Pembangunan Granada Residence Tuai Polemik Antara Legislatif Dan Eksekutif


seputarlombok.com | Giri Menang - Polemik terkait pembangunan Granada Residence yang berlokasi persis di pinggir jalan Bypass BIL II Lobar kembali mencuat, kali ini pihak legislatif meminta agar pembangunan tersebut dihentikan.

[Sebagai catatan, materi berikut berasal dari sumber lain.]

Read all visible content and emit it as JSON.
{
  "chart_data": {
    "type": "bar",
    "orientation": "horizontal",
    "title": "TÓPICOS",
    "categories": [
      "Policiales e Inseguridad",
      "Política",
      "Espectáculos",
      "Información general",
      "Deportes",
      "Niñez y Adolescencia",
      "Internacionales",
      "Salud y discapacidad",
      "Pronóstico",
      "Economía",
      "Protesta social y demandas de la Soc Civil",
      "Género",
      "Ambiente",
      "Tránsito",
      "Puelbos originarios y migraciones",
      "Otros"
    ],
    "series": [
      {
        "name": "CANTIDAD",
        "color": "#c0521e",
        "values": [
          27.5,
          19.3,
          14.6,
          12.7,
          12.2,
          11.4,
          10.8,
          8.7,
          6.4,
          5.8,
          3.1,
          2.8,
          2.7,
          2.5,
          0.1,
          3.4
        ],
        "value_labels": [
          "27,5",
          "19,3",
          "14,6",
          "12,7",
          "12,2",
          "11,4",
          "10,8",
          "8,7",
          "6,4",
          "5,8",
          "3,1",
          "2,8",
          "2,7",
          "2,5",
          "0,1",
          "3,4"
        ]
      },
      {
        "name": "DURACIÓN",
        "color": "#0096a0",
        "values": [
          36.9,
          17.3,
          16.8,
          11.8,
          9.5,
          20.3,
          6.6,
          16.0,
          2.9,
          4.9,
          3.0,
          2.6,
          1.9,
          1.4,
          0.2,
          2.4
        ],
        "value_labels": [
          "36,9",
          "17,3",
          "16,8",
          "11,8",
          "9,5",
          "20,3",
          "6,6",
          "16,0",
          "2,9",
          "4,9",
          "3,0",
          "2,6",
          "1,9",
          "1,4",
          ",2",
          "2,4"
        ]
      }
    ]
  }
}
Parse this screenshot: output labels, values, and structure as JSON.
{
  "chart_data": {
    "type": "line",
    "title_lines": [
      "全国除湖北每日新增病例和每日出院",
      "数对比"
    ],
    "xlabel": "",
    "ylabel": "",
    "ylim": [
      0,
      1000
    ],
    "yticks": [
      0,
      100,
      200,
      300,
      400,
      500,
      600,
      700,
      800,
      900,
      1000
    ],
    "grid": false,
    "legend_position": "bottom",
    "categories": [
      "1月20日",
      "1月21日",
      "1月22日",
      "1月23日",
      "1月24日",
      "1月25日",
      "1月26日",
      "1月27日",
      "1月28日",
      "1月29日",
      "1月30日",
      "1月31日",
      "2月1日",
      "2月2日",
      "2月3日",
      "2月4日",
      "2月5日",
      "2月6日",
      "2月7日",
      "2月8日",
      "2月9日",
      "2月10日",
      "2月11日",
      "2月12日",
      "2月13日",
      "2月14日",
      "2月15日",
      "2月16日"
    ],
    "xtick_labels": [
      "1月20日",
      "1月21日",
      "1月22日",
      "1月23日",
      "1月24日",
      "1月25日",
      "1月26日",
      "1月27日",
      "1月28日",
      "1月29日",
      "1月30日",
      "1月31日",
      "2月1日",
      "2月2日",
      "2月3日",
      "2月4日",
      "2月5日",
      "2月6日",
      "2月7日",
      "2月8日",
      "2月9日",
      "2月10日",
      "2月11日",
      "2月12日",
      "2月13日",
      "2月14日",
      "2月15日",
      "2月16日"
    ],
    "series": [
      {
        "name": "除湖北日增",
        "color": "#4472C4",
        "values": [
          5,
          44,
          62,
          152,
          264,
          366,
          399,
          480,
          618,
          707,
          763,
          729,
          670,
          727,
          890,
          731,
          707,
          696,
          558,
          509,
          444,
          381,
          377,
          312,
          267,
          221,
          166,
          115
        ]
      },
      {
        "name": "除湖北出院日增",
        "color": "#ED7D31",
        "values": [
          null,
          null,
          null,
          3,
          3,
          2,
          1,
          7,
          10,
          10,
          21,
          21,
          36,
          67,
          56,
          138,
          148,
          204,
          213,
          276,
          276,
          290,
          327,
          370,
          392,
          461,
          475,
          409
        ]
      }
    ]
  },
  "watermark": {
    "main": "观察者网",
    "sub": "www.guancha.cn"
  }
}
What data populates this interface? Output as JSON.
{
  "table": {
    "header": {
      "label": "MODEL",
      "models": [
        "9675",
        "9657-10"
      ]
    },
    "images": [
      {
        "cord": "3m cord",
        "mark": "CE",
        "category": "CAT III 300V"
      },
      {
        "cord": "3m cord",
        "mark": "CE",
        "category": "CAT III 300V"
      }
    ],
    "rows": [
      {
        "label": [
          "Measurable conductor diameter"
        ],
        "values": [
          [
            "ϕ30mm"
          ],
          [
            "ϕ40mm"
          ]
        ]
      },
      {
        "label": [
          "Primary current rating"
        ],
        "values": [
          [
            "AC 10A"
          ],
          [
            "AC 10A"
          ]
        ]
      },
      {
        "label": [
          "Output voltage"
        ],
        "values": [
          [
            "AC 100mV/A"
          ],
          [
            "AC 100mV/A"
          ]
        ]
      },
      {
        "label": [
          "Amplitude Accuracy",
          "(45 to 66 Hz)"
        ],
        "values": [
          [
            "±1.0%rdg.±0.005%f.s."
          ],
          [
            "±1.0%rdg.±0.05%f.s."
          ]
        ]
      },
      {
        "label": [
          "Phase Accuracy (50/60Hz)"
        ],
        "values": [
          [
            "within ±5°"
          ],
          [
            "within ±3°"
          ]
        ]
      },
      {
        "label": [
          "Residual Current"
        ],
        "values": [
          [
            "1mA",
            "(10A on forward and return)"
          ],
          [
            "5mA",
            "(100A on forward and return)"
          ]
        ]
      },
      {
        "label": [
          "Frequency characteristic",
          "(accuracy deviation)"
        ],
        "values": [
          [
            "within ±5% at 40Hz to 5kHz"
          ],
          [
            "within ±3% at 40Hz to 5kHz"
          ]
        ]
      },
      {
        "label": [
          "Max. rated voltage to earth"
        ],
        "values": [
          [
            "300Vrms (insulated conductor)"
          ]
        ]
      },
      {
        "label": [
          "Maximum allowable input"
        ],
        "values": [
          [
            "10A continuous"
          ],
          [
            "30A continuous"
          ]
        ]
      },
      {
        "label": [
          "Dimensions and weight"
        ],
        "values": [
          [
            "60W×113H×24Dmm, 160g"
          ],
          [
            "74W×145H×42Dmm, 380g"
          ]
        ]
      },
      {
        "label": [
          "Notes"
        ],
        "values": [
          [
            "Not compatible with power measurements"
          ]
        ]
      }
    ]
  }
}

Sementara di lain pihak, yakni Dinas Perumahan dan Pemukimam Lombok Barat menginstruksikan agar pembangunan Granada Residence terus dilanjutkan.

Dalam rapat tertutup yang dipimpin Plt Ketua DPRD Lobar, Multazam di Ruang Rapat Fraksi DPRD Lobar, Selasa (06/4) lalu, pihak legislatif merekomendasikan agar pembangunan segera dihentikan. Menurut legislatif, penghentian proyek harus dilaksanakan karena Rencana Tata Ruang Wilayah (RTRW) dan Rencana Detail Tata Ruang (RDTR) di daerah tersebut belum selesai dibahas.

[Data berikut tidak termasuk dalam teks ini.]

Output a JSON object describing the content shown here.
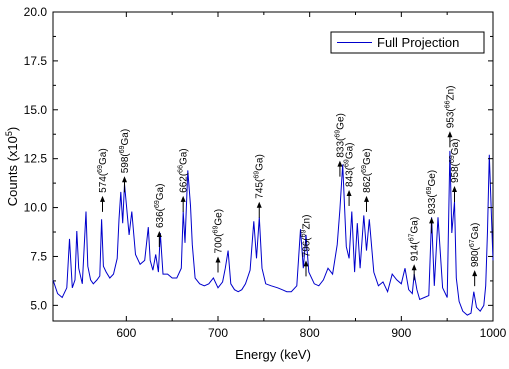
{
  "chart_data": {
    "type": "line",
    "xlabel": "Energy (keV)",
    "ylabel": "Counts (x10",
    "ylabel_sup": "5",
    "ylabel_tail": ")",
    "xlim": [
      520,
      1000
    ],
    "ylim": [
      4.2,
      20.0
    ],
    "xticks": [
      600,
      700,
      800,
      900,
      1000
    ],
    "yticks": [
      5.0,
      7.5,
      10.0,
      12.5,
      15.0,
      17.5,
      20.0
    ],
    "xtick_labels": [
      "600",
      "700",
      "800",
      "900",
      "1000"
    ],
    "ytick_labels": [
      "5.0",
      "7.5",
      "10.0",
      "12.5",
      "15.0",
      "17.5",
      "20.0"
    ],
    "line_color": "#0000cc",
    "series": [
      {
        "name": "Full Projection",
        "x": [
          520,
          525,
          530,
          535,
          538,
          541,
          544,
          546,
          548,
          552,
          556,
          558,
          561,
          564,
          568,
          571,
          573,
          575,
          578,
          582,
          586,
          590,
          592,
          594,
          596,
          598,
          600,
          603,
          606,
          610,
          615,
          620,
          624,
          626,
          629,
          632,
          635,
          637,
          640,
          645,
          650,
          655,
          660,
          662,
          664,
          667,
          670,
          672,
          675,
          680,
          685,
          690,
          695,
          700,
          705,
          708,
          711,
          714,
          718,
          722,
          726,
          730,
          735,
          739,
          742,
          745,
          748,
          752,
          758,
          765,
          770,
          775,
          780,
          786,
          790,
          793,
          796,
          799,
          805,
          810,
          815,
          820,
          825,
          830,
          833,
          836,
          840,
          843,
          846,
          849,
          852,
          855,
          859,
          862,
          865,
          870,
          875,
          880,
          885,
          890,
          895,
          900,
          904,
          908,
          912,
          914,
          917,
          920,
          925,
          930,
          933,
          936,
          940,
          945,
          950,
          953,
          955,
          958,
          960,
          963,
          967,
          972,
          976,
          979,
          982,
          986,
          990,
          992,
          994,
          996,
          1000
        ],
        "y": [
          6.3,
          5.6,
          5.4,
          5.9,
          8.4,
          5.9,
          6.3,
          8.8,
          6.9,
          6.1,
          9.8,
          7.0,
          6.3,
          6.1,
          6.3,
          6.5,
          9.4,
          7.0,
          6.7,
          6.4,
          6.6,
          7.4,
          9.4,
          10.8,
          9.2,
          11.2,
          10.2,
          8.6,
          9.8,
          7.6,
          7.1,
          7.3,
          9.0,
          7.3,
          6.8,
          7.6,
          6.7,
          8.7,
          6.6,
          6.6,
          6.4,
          6.4,
          6.9,
          9.8,
          8.2,
          11.9,
          10.1,
          8.1,
          6.4,
          6.1,
          6.0,
          6.1,
          6.4,
          5.9,
          6.2,
          6.9,
          7.8,
          6.1,
          5.8,
          5.7,
          5.8,
          6.1,
          6.8,
          9.3,
          7.4,
          9.5,
          6.9,
          6.1,
          6.0,
          5.9,
          5.8,
          5.7,
          5.7,
          6.0,
          8.9,
          6.9,
          8.6,
          6.7,
          6.1,
          6.0,
          6.3,
          6.9,
          6.6,
          8.1,
          9.9,
          12.2,
          8.0,
          7.4,
          9.8,
          6.7,
          9.2,
          6.9,
          9.6,
          7.8,
          9.4,
          6.7,
          6.0,
          6.2,
          5.7,
          6.6,
          6.3,
          6.1,
          6.9,
          5.8,
          5.6,
          6.6,
          5.8,
          5.3,
          5.4,
          5.5,
          9.5,
          6.0,
          9.5,
          5.9,
          5.4,
          12.9,
          8.7,
          10.3,
          6.4,
          5.2,
          4.7,
          4.5,
          4.6,
          5.7,
          4.9,
          4.7,
          5.0,
          6.0,
          8.8,
          12.7,
          7.3
        ]
      }
    ],
    "annotations": [
      {
        "energy": "574",
        "iso": "Ga",
        "mass": "69",
        "x": 574,
        "y_tip": 10.6
      },
      {
        "energy": "598",
        "iso": "Ga",
        "mass": "69",
        "x": 598,
        "y_tip": 11.6
      },
      {
        "energy": "636",
        "iso": "Ga",
        "mass": "69",
        "x": 636,
        "y_tip": 8.8
      },
      {
        "energy": "662",
        "iso": "Ga",
        "mass": "66",
        "x": 662,
        "y_tip": 10.6
      },
      {
        "energy": "700",
        "iso": "Ge",
        "mass": "69",
        "x": 700,
        "y_tip": 7.5
      },
      {
        "energy": "745",
        "iso": "Ga",
        "mass": "69",
        "x": 745,
        "y_tip": 10.3
      },
      {
        "energy": "796",
        "iso": "Zn",
        "mass": "69",
        "x": 796,
        "y_tip": 7.3
      },
      {
        "energy": "833",
        "iso": "Ge",
        "mass": "69",
        "x": 833,
        "y_tip": 12.4
      },
      {
        "energy": "843",
        "iso": "Ga",
        "mass": "69",
        "x": 843,
        "y_tip": 10.9
      },
      {
        "energy": "862",
        "iso": "Ge",
        "mass": "69",
        "x": 862,
        "y_tip": 10.6
      },
      {
        "energy": "914",
        "iso": "Ga",
        "mass": "67",
        "x": 914,
        "y_tip": 7.1
      },
      {
        "energy": "933",
        "iso": "Ge",
        "mass": "69",
        "x": 933,
        "y_tip": 9.5
      },
      {
        "energy": "953",
        "iso": "Zn",
        "mass": "66",
        "x": 953,
        "y_tip": 13.9
      },
      {
        "energy": "958",
        "iso": "Ga",
        "mass": "69",
        "x": 958,
        "y_tip": 11.1
      },
      {
        "energy": "980",
        "iso": "Ga",
        "mass": "67",
        "x": 980,
        "y_tip": 6.8
      }
    ],
    "legend": {
      "position": "top-right",
      "label": "Full Projection"
    },
    "grid": false
  }
}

“Kita rekomendasikan agar pembangunannya dihentikan sampai selesainya RTRW, RDTR di daerah itu,” ungkapnya dalam rapat bersama sejumlah SKPD, antara lain Badan Perencanaan Pembangunan Daerah, Dinas Perumahan Pemukiman, Dinas Pekerjaan Umum Penataan Ruang, Dinas Penanaman Modal Pelayanan Terpadu Satu Pintu serta Satpol PP Lobar.

Penting, kata Multazam, agar RTRW, RDTR di daerah yang masuk Kecamatan Gerung - Kediri tersebut selesai dahulu baru dilanjutkan. Hal itu agar jelas apakah daerah tersebut masuk lokasi pemukiman atau pertanian. Jangan sampai pembangunan perumahan yang begitu marak di Lobar saat ini mengorbankan begitu banyak lahan sawah produktif.Menurutnya, percuma saja dinas terkait membangun atau merehabilitasi saluran irigasi kalau ujung-ujungnya dibangun perumahan.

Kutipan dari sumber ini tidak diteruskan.